Paul also gives a similar instruction to the Colossians: "bearing with one another, and forgiving each other, whoever has a complaint against anyone; just as the Lord forgave you, so also should you" (Col. 3:13).  What better motivation can we who are Christians have toward forgiving others than to realize of all the many sins that God has forgiven us of? 

In addition, for a Christian not to forgive is contrary to how a child of God should be and that which will hinder one from obtaining forgiveness for his own sins, according to Mark 11:25,26: "And whenever you stand praying, forgive, if you have anything against anyone; so that your Father also who is in heaven may forgive you your transgressions.  [But if you do not forgive, neither will your Father who is in heaven forgive your transgressions.]"   This is also illustrated in the Lord's "Parable of the Unmerciful Servant" (Matt. 18:21-35), which also shows that forgiving others is to stem from the heart.    

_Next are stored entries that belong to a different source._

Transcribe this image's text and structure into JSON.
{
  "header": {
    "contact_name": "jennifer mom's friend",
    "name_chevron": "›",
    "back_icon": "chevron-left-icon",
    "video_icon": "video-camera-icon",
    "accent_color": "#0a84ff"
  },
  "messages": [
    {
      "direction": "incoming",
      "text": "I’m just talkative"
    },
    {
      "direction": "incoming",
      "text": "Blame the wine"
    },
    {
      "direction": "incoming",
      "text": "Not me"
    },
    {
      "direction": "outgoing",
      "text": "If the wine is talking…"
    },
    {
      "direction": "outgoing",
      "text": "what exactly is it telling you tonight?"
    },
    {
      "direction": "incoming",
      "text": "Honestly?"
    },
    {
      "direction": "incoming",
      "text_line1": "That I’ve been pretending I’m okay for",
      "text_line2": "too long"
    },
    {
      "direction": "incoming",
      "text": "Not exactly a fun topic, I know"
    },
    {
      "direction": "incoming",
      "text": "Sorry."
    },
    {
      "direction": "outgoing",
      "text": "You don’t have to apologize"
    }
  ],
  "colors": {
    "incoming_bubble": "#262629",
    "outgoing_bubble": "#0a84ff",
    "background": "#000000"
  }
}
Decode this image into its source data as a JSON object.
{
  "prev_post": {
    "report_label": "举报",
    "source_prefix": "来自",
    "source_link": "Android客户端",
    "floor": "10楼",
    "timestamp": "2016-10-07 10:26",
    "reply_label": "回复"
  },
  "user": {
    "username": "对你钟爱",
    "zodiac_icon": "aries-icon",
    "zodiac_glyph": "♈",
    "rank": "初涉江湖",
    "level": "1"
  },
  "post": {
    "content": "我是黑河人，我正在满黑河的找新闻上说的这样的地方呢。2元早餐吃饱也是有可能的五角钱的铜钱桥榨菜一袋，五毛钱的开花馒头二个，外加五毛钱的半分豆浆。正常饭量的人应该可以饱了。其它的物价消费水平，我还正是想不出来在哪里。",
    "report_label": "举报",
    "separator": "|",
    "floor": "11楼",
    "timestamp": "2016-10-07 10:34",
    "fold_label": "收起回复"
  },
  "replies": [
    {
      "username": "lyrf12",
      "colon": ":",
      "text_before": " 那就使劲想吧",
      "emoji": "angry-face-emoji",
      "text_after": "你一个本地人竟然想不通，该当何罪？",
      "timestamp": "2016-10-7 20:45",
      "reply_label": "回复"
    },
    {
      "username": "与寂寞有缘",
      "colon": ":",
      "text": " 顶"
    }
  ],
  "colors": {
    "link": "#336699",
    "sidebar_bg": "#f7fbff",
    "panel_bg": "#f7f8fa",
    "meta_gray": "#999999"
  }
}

So we close chapter four of the Ephesian letter with the importance to forgive others -- even as Christ has forgiven us.  For that is part of what putting on the new self is about -- being more Christ-like.  And while here on earth, may we ever strive toward that perfection.


News & Notes

Let those of us who are Christians continue to remember these following people in prayer:

Linda Lefort (Harris Lefort's sister-in-law) who has throat cancer, fluid buildup, and is receiving hospice care; Bill Barfield (Virginia Fontenot's brother) who was admitted to ICU last March and has been in a step-down unit ever since; Jean Calloway, who has been having a foot problem; Shirley Young, who experiences fibromyalgia every day; Pam MacDonald, who has been having back trouble; and Cheryl Crews, who is now undergoing therapy for some of her physical ailments.

The Steps That Lead to Eternal Salvation

1) Hear the gospel, for that is how faith comes (Rom. 10:17;  John 20:30,31).
2) Believe in the deity of Christ (John 8:24; John 3:18).
3) Repent of sins (Luke 13:5; Acts 17:30).
4) Confess faith in Christ (Rom. 10:9,10; Acts 8:36-38).
5) Be baptized in water for the remission of sins (Mark 16:16; Acts 2:38; 22:16; Rom. 6:3,4; Gal. 3:26,27; 1 Pet. 3:21).
6) Continue in the faith; for, if not, salvation can be lost (Heb. 10:36-39; Rev. 2:10; 2 Pet. 2:20-22).